There really is never a break from thinking. Doing is a finger prick, do a dose, etc.

But the figuring out and calculations and trying to outsmart diabetes or trying to predict whether he'll be low at the same time for more than a day or two or more in a row and wondering if we should adjust, and then kicking our selves when we should've is exhausting.

Lisa said...

We must be going through the same thing! We are having the same problem with Izzy. But, the endo has increased her Lantus and it is making her wake up low. So I'm trying to be more careful with it and am watching her closely at night.

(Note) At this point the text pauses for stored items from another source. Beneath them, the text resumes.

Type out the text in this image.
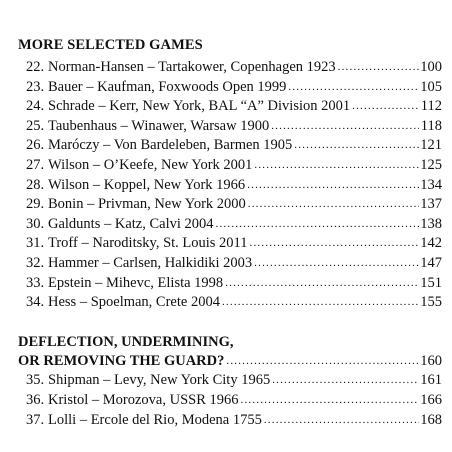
MORE SELECTED GAMES
22. Norman-Hansen – Tartakower, Copenhagen 1923 .....	100
23. Bauer – Kaufman, Foxwoods Open 1999 .....	105
24. Schrade – Kerr, New York, BAL “A” Division 2001 .....	112
25. Taubenhaus – Winawer, Warsaw 1900 .....	118
26. Maróczy – Von Bardeleben, Barmen 1905 .....	121
27. Wilson – O’Keefe, New York 2001 .....	125
28. Wilson – Koppel, New York 1966 .....	134
29. Bonin – Privman, New York 2000 .....	137
30. Galdunts – Katz, Calvi 2004 .....	138
31. Troff – Naroditsky, St. Louis 2011 .....	142
32. Hammer – Carlsen, Halkidiki 2003 .....	147
33. Epstein – Mihevc, Elista 1998 .....	151
34. Hess – Spoelman, Crete 2004 .....	155
DEFLECTION, UNDERMINING,
OR REMOVING THE GUARD? .....	160
35. Shipman – Levy, New York City 1965 .....	161
36. Kristol – Morozova, USSR 1966 .....	166
37. Lolli – Ercole del Rio, Modena 1755 .....	168
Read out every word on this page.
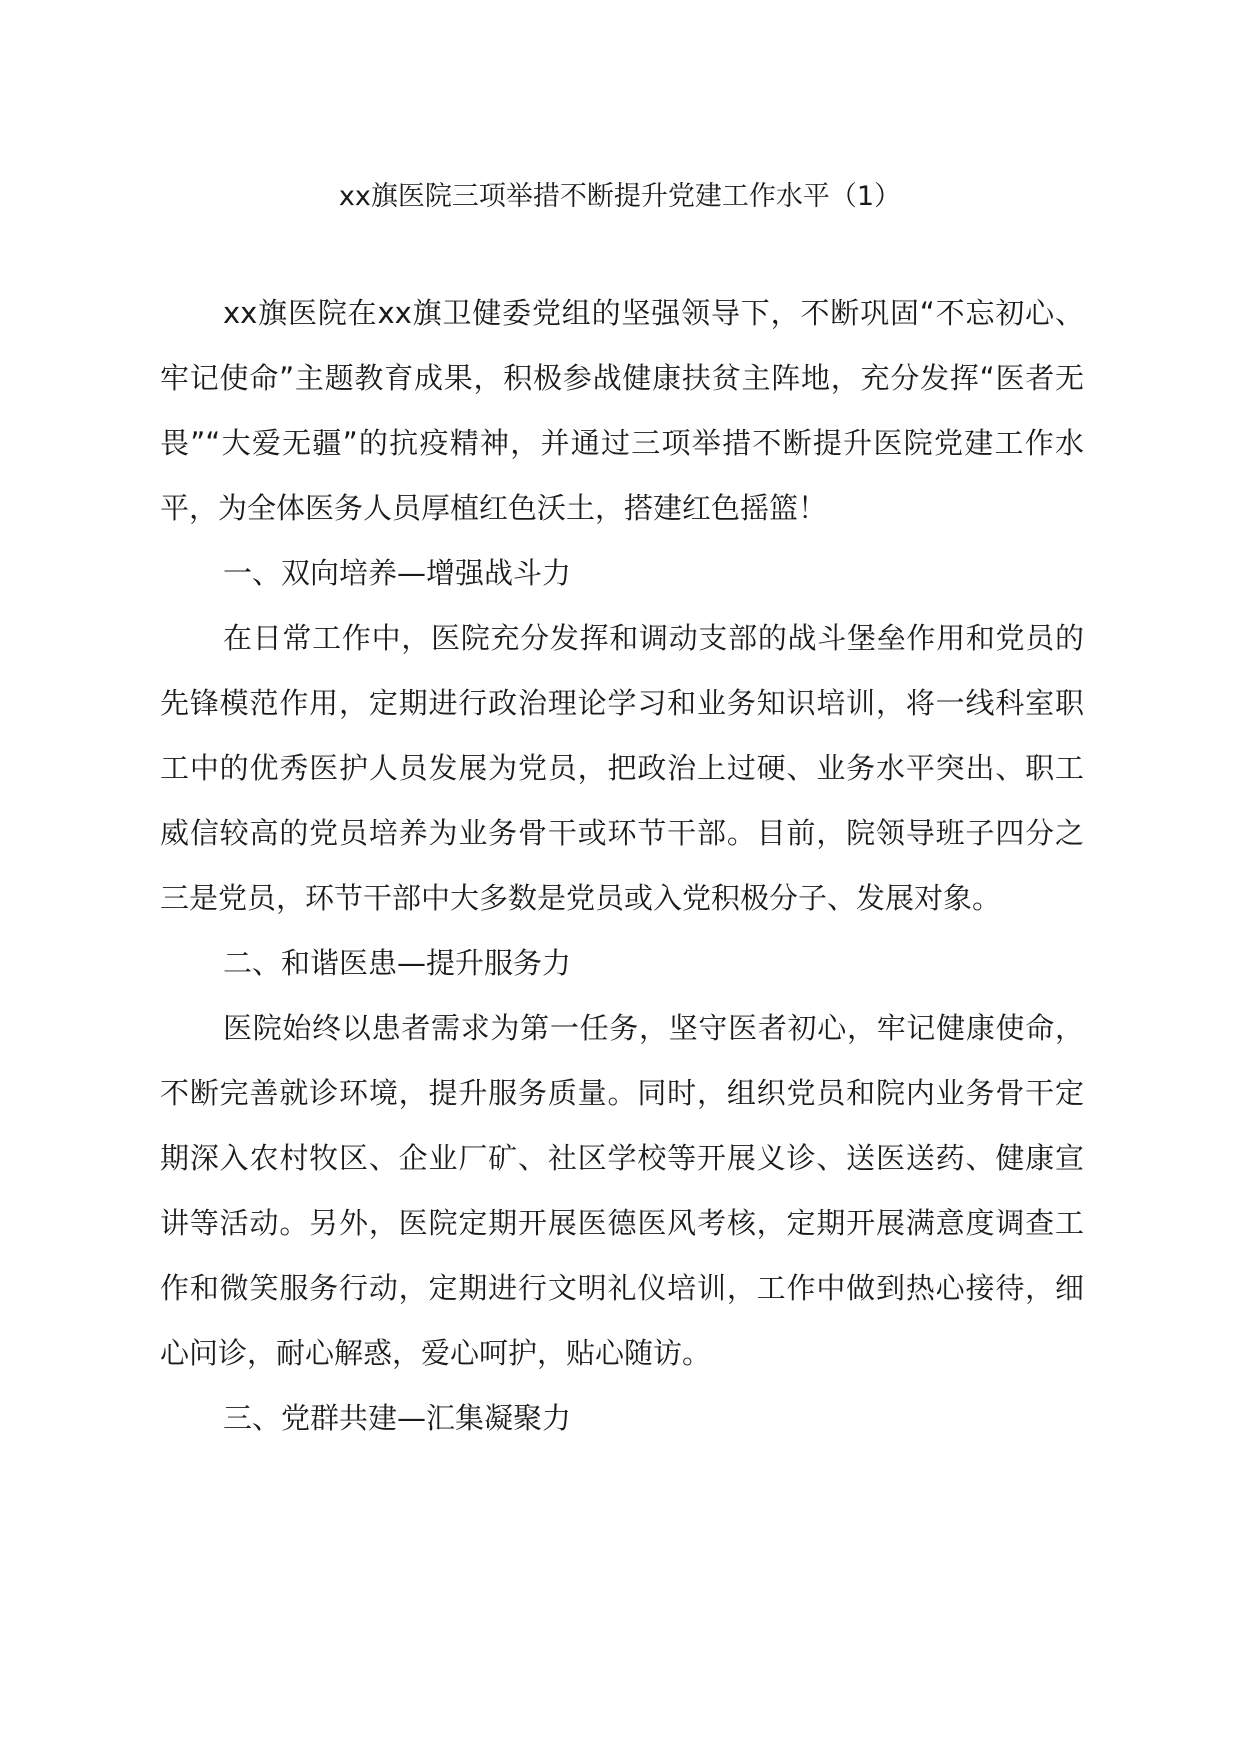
xx旗医院三项举措不断提升党建工作水平（1）

xx旗医院在xx旗卫健委党组的坚强领导下，不断巩固“不忘初心、牢记使命”主题教育成果，积极参战健康扶贫主阵地，充分发挥“医者无畏”“大爱无疆”的抗疫精神，并通过三项举措不断提升医院党建工作水平，为全体医务人员厚植红色沃土，搭建红色摇篮！

一、双向培养—增强战斗力

在日常工作中，医院充分发挥和调动支部的战斗堡垒作用和党员的先锋模范作用，定期进行政治理论学习和业务知识培训，将一线科室职工中的优秀医护人员发展为党员，把政治上过硬、业务水平突出、职工威信较高的党员培养为业务骨干或环节干部。目前，院领导班子四分之三是党员，环节干部中大多数是党员或入党积极分子、发展对象。

二、和谐医患—提升服务力

医院始终以患者需求为第一任务，坚守医者初心，牢记健康使命，不断完善就诊环境，提升服务质量。同时，组织党员和院内业务骨干定期深入农村牧区、企业厂矿、社区学校等开展义诊、送医送药、健康宣讲等活动。另外，医院定期开展医德医风考核，定期开展满意度调查工作和微笑服务行动，定期进行文明礼仪培训，工作中做到热心接待，细心问诊，耐心解惑，爱心呵护，贴心随访。

三、党群共建—汇集凝聚力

I've just about given up trying to figure this out. It is just too crazy right now.

Anonymous said...

I'm thankful you wrote a post on this subject; it is very helpful to compare notes. My niece is 10, already in puberty and I realize the highs at night are growth spurts. However, it is very difficult to be as aggressive as you may need to be to control BS. Our last CDE told us to take a basal time period, 9pm to 12pm being one period, 12 midnight to 3am being another and 3am to 6am being the final period. These are when her basal patterns change. It will be different from your son's. Add up all the basal and correction boluses from 9pm to 12am (which is three hours) and divide by three. That will give you a basic guideline of how much she is using per hour. Do the same for the other time periods. You can use this as a guide for adjustments. And of course that will change and you will have to do it again. For instance, after a basal test where she was getting .575 12mid-3am and .500 3am to 6am, she went sky high two days after the test. Despite raising her basals twice and adding 10 percent plus temp on top of that she was still high. Turns out when I did what the nurse suggested, she was needing more than a unit an hour! So I went up .050 the whole night and put a temp plus ten percent on top of that. She was in the 190s -150s, a little high, but on the right track. It is extremely frightening to have to raise the basals so very high and you pretty much have to check every couple of hours when you do this. But her basals increased almost 50 percent during this last growth spurt! Unreal!